Insulation #
Insulation is a method for preventing the flow of electricity to areas neighboring your traces. Some soft sensor and actuator structures rely on traces being insulated from one and other, others don’t. In some cases, you might also find that your materials already come insulated. In others, you need to provide insulation yourself. You can test if your material is insulated or not by connecting a multimeter (using the continuity setting) across a length of conductive string and seeing and checking for a connection. In some other cases, you may want to insulate your entire circuit or just one trace from another. Below we list a few common methods for insulating:
Coatings #
the most frequent way that materials are insulated when you purchase them from suppliers is with a a coating. For instance, magnet wire often comes with a thin enamel coating. In order to connect directly to the metal wire, you have to burn (with a lighter) or use sandpaper to scratch the enamel. In other wires, the coating is more easily spotted as a thicker and/or colored flexible silicone. These coatings can affect the performance of your circuit. For instance, in tests of heating wire, we found that even a thin layer of enamel coating limited the heat transfer between the conductive element and materials.
Covering/Layering #
Some wires you source will come entirely wrapped in fiber to provide coding, such as cotton covered wires. These are essentially core spun yarns with conductive cores and non-conductive/insulating sheaths. In other cases, you may cover your entire circuit in an insulating materials (like felt) so you can bend it without the fear of crossing traces.
Woven Spacing #
A second technique is to space your uninsulated traces such that they will not touch. This works well when your circuit will lay flat or will not fold upon itself unintentionally. Tests can help you determine how much spacing you need between traces to ensure they do not contact. In weaving, the amount of spacing or pics you need between traces depends on the structure. We tested tabby, twill, in satins in several lengths to test to see if the wires would short across the length of the fabric. Our results show that tabby will not short even if it is entirely woven with conductive yarn:
This is because tabby has the most interlacements, meaning that each warp and weft is held the most firmly in its place and that the interlacements between every yarn push the successive weft rows away from one another.
Twill and Satin show similar qualties at rest, but when you pull on them, then the short across the length.

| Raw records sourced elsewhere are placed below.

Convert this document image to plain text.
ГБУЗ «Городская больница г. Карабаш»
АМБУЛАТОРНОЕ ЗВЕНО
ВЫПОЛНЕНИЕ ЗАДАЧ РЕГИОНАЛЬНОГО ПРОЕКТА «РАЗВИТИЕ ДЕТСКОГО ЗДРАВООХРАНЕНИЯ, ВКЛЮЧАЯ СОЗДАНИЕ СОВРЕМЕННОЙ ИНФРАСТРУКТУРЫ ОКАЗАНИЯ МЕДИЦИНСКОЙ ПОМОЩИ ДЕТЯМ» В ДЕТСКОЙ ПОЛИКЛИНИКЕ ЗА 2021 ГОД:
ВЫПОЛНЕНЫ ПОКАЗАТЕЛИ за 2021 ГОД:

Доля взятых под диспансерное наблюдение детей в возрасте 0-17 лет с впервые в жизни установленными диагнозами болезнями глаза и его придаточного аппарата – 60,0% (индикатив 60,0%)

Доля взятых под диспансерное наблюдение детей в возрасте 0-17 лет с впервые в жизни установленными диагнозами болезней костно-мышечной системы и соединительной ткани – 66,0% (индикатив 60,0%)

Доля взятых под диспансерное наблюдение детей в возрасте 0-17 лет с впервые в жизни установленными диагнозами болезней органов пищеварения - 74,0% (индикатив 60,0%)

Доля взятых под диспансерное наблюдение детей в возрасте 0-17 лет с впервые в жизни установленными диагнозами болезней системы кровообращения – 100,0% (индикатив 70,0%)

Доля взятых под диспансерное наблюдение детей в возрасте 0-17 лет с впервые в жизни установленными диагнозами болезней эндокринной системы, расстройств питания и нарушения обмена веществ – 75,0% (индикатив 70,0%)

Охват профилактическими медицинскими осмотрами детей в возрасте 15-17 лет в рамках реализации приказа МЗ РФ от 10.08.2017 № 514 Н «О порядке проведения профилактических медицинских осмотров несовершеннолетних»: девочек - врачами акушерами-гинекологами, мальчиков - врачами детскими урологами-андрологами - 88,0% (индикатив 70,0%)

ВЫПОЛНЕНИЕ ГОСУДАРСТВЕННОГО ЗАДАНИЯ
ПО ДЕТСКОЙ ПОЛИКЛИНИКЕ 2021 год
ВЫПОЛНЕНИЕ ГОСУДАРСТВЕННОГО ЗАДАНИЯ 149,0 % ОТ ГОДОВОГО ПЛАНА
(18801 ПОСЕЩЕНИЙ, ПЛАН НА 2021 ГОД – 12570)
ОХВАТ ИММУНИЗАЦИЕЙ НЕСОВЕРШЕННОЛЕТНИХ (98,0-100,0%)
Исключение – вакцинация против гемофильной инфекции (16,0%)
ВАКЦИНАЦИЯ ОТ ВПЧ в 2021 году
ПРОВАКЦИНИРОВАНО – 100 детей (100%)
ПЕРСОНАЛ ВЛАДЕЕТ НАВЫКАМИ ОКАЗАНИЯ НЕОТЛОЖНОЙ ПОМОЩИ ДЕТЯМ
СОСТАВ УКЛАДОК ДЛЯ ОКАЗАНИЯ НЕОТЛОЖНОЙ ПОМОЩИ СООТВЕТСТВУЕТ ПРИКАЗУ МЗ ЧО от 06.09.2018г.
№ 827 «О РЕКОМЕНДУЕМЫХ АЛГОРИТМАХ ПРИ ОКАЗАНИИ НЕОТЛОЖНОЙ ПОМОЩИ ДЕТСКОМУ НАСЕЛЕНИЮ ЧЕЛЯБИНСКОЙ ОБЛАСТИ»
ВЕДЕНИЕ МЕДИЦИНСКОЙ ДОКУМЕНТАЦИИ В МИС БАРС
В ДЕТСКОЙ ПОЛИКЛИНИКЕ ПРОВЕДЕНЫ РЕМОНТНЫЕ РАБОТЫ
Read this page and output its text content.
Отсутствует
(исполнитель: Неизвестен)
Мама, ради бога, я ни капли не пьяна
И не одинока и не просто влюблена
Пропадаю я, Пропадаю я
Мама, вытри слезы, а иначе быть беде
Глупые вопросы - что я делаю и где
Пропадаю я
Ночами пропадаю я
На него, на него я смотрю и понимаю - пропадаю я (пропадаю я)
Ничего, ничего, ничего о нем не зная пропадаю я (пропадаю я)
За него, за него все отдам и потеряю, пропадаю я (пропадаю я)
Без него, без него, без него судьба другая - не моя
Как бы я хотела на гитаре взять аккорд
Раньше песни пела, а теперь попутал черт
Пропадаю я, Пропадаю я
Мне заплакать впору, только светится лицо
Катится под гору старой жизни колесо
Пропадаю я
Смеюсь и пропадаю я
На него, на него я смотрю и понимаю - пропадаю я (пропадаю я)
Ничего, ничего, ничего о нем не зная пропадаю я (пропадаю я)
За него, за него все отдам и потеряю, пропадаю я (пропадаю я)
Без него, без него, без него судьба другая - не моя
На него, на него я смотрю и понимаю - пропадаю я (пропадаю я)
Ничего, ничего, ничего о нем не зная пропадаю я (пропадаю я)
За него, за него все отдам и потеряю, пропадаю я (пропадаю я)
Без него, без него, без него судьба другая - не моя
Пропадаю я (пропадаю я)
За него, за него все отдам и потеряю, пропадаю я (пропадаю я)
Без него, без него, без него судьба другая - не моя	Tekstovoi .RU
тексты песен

In twills, the samples short when pulled in diagonoal corners that match the direction of the twill:
In satins, the samples short when pulled in EITHER diagonoal corner:
These observations reflect the structural nature of each swatch as twills have interlacements oriented more stongly along a diagonal, and satins are more structually balanced, with interlacements evenly distributed through the structure. Tabby, being all interlacements, keeps the sucessive traces most insulated in our cases and while this may depend on the ratio of warp ends per inch to pics per inch, we think it would likely hold in most cases, especially when the yarn densities in both directions are balanced.
Beads #
beads can be useful form of adding insulation around regions of an uninsulated conductive yarn, particularly for applications where you need movement and flexibility. The bead acts as a sheath protecting that section from yarn from becoming touched by another.